Initial Active Surveillance Strategy for Patients with Peripheral Sporadic Primary Desmoid-Type Fibromatosis: A Multicentric Phase II Observational Trial.

Abstract

Stabilization or spontaneous regressions are demonstrated in more than half of patients affected by primary desmoid-type fibromatosis (DF) in retrospective studies. The objective of this phase II study was to prospectively assess the behavior of primary sporadic DT managed by active surveillance (AS). This prospective, multicenter, observational study (NCT01801176) included patients ≥18years of age with primary sporadic DF located in an extremity or the abdominal/thoracic wall. At inclusion, all patients were initially placed on AS. Follow-up was based on clinical and radiological evaluation by magnetic resonance imaging (MRI) performed at 1, 3, 6, 9, and 12 months, and then every 6 months for 3years. The primary endpoint was progression-free survival (PFS) at 3 years according to Response Evaluation Criteria in Solid Tumors (RECIST) version 1.1, as evaluated by a Central Review Board. Between 2012 and 2015, 100 patients were enrolled. The female/male ratio was 8 and the median age was 34 years (interquartile range [IQR] 30.8-43.9).
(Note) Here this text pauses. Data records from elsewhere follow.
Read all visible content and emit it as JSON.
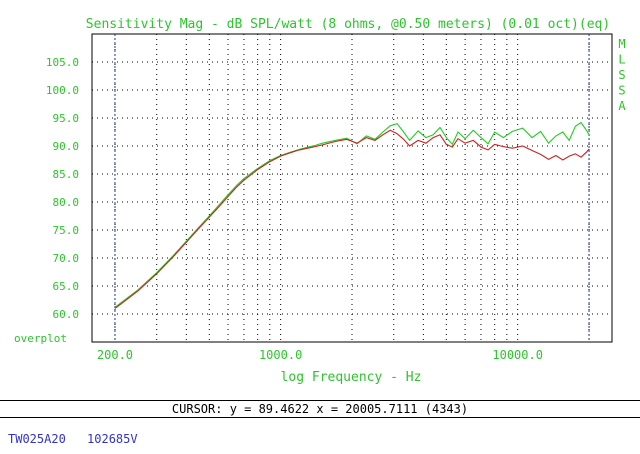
{
  "chart_data": {
    "type": "line",
    "title": "Sensitivity Mag - dB SPL/watt (8 ohms, @0.50 meters) (0.01 oct)(eq)",
    "xlabel": "log Frequency - Hz",
    "ylabel": "",
    "xscale": "log",
    "xlim": [
      160,
      25000
    ],
    "ylim": [
      55,
      110
    ],
    "xticks": [
      {
        "value": 200,
        "label": "200.0"
      },
      {
        "value": 1000,
        "label": "1000.0"
      },
      {
        "value": 10000,
        "label": "10000.0"
      }
    ],
    "yticks": [
      {
        "value": 105,
        "label": "105.0"
      },
      {
        "value": 100,
        "label": "100.0"
      },
      {
        "value": 95,
        "label": "95.0"
      },
      {
        "value": 90,
        "label": "90.0"
      },
      {
        "value": 85,
        "label": "85.0"
      },
      {
        "value": 80,
        "label": "80.0"
      },
      {
        "value": 75,
        "label": "75.0"
      },
      {
        "value": 70,
        "label": "70.0"
      },
      {
        "value": 65,
        "label": "65.0"
      },
      {
        "value": 60,
        "label": "60.0"
      }
    ],
    "bottom_axis_label": "overplot",
    "side_label": "MLSSA",
    "markers": [
      200,
      20005.7
    ],
    "grid": true,
    "series": [
      {
        "color": "#22cc22",
        "points": [
          [
            200,
            61.2
          ],
          [
            250,
            64.3
          ],
          [
            300,
            67.4
          ],
          [
            350,
            70.3
          ],
          [
            400,
            73.0
          ],
          [
            450,
            75.4
          ],
          [
            500,
            77.5
          ],
          [
            550,
            79.5
          ],
          [
            600,
            81.3
          ],
          [
            650,
            82.9
          ],
          [
            700,
            84.2
          ],
          [
            800,
            86.0
          ],
          [
            900,
            87.4
          ],
          [
            1000,
            88.3
          ],
          [
            1100,
            88.9
          ],
          [
            1200,
            89.4
          ],
          [
            1300,
            89.8
          ],
          [
            1400,
            90.1
          ],
          [
            1500,
            90.5
          ],
          [
            1700,
            91.0
          ],
          [
            1900,
            91.4
          ],
          [
            2100,
            90.4
          ],
          [
            2300,
            91.8
          ],
          [
            2500,
            91.2
          ],
          [
            2700,
            92.5
          ],
          [
            2900,
            93.6
          ],
          [
            3100,
            94.0
          ],
          [
            3300,
            92.5
          ],
          [
            3500,
            91.0
          ],
          [
            3800,
            92.7
          ],
          [
            4100,
            91.5
          ],
          [
            4400,
            92.0
          ],
          [
            4700,
            93.3
          ],
          [
            5000,
            91.5
          ],
          [
            5300,
            90.3
          ],
          [
            5600,
            92.5
          ],
          [
            6000,
            91.3
          ],
          [
            6500,
            92.8
          ],
          [
            7000,
            91.5
          ],
          [
            7500,
            90.4
          ],
          [
            8000,
            92.5
          ],
          [
            8700,
            91.5
          ],
          [
            9500,
            92.6
          ],
          [
            10500,
            93.2
          ],
          [
            11500,
            91.5
          ],
          [
            12500,
            92.6
          ],
          [
            13500,
            90.5
          ],
          [
            14500,
            91.8
          ],
          [
            15500,
            92.5
          ],
          [
            16500,
            91.0
          ],
          [
            17500,
            93.5
          ],
          [
            18500,
            94.2
          ],
          [
            19500,
            92.8
          ],
          [
            20005.7,
            92.0
          ]
        ]
      },
      {
        "color": "#cc2222",
        "points": [
          [
            200,
            61.0
          ],
          [
            250,
            64.1
          ],
          [
            300,
            67.2
          ],
          [
            350,
            70.1
          ],
          [
            400,
            72.8
          ],
          [
            450,
            75.2
          ],
          [
            500,
            77.3
          ],
          [
            550,
            79.2
          ],
          [
            600,
            81.0
          ],
          [
            650,
            82.6
          ],
          [
            700,
            83.9
          ],
          [
            800,
            85.8
          ],
          [
            900,
            87.2
          ],
          [
            1000,
            88.2
          ],
          [
            1100,
            88.8
          ],
          [
            1200,
            89.3
          ],
          [
            1300,
            89.6
          ],
          [
            1400,
            89.9
          ],
          [
            1500,
            90.2
          ],
          [
            1700,
            90.8
          ],
          [
            1900,
            91.2
          ],
          [
            2100,
            90.5
          ],
          [
            2300,
            91.5
          ],
          [
            2500,
            91.0
          ],
          [
            2700,
            92.0
          ],
          [
            2900,
            92.8
          ],
          [
            3100,
            92.2
          ],
          [
            3300,
            91.2
          ],
          [
            3500,
            90.0
          ],
          [
            3800,
            91.0
          ],
          [
            4100,
            90.5
          ],
          [
            4400,
            91.5
          ],
          [
            4700,
            92.0
          ],
          [
            5000,
            90.3
          ],
          [
            5300,
            89.8
          ],
          [
            5600,
            91.3
          ],
          [
            6000,
            90.5
          ],
          [
            6500,
            91.0
          ],
          [
            7000,
            89.8
          ],
          [
            7500,
            89.3
          ],
          [
            8000,
            90.3
          ],
          [
            8700,
            89.9
          ],
          [
            9500,
            89.6
          ],
          [
            10500,
            90.0
          ],
          [
            11500,
            89.2
          ],
          [
            12500,
            88.5
          ],
          [
            13500,
            87.6
          ],
          [
            14500,
            88.3
          ],
          [
            15500,
            87.5
          ],
          [
            16500,
            88.2
          ],
          [
            17500,
            88.6
          ],
          [
            18500,
            88.0
          ],
          [
            19500,
            88.9
          ],
          [
            20005.7,
            89.46
          ]
        ]
      }
    ]
  },
  "cursor_readout": "CURSOR: y = 89.4622 x = 20005.7111 (4343)",
  "footer": {
    "model": "TW025A20",
    "serial": "102685V"
  }
}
Median follow-up was 46.6 months (IQR 36.8-61.1) and the 3-year PFS was 53.4% (95% confidence interval 43.5-63.1%). At progression (48 patients), 23 patients received active treatment. Fifty-eight patients (58%) presented with spontaneous tumor regression (decrease > 0% compared with the initial size) during the first 3months (n=35, 35%) or after an initial progression (n=23, 23%), of whom 26 (26%) had partial responses (PRs). The median time to PR was 31.7 months (25.3-not available). These data support the use of AS as the primary approach to select patients with peripheral DF who require aggressive treatment.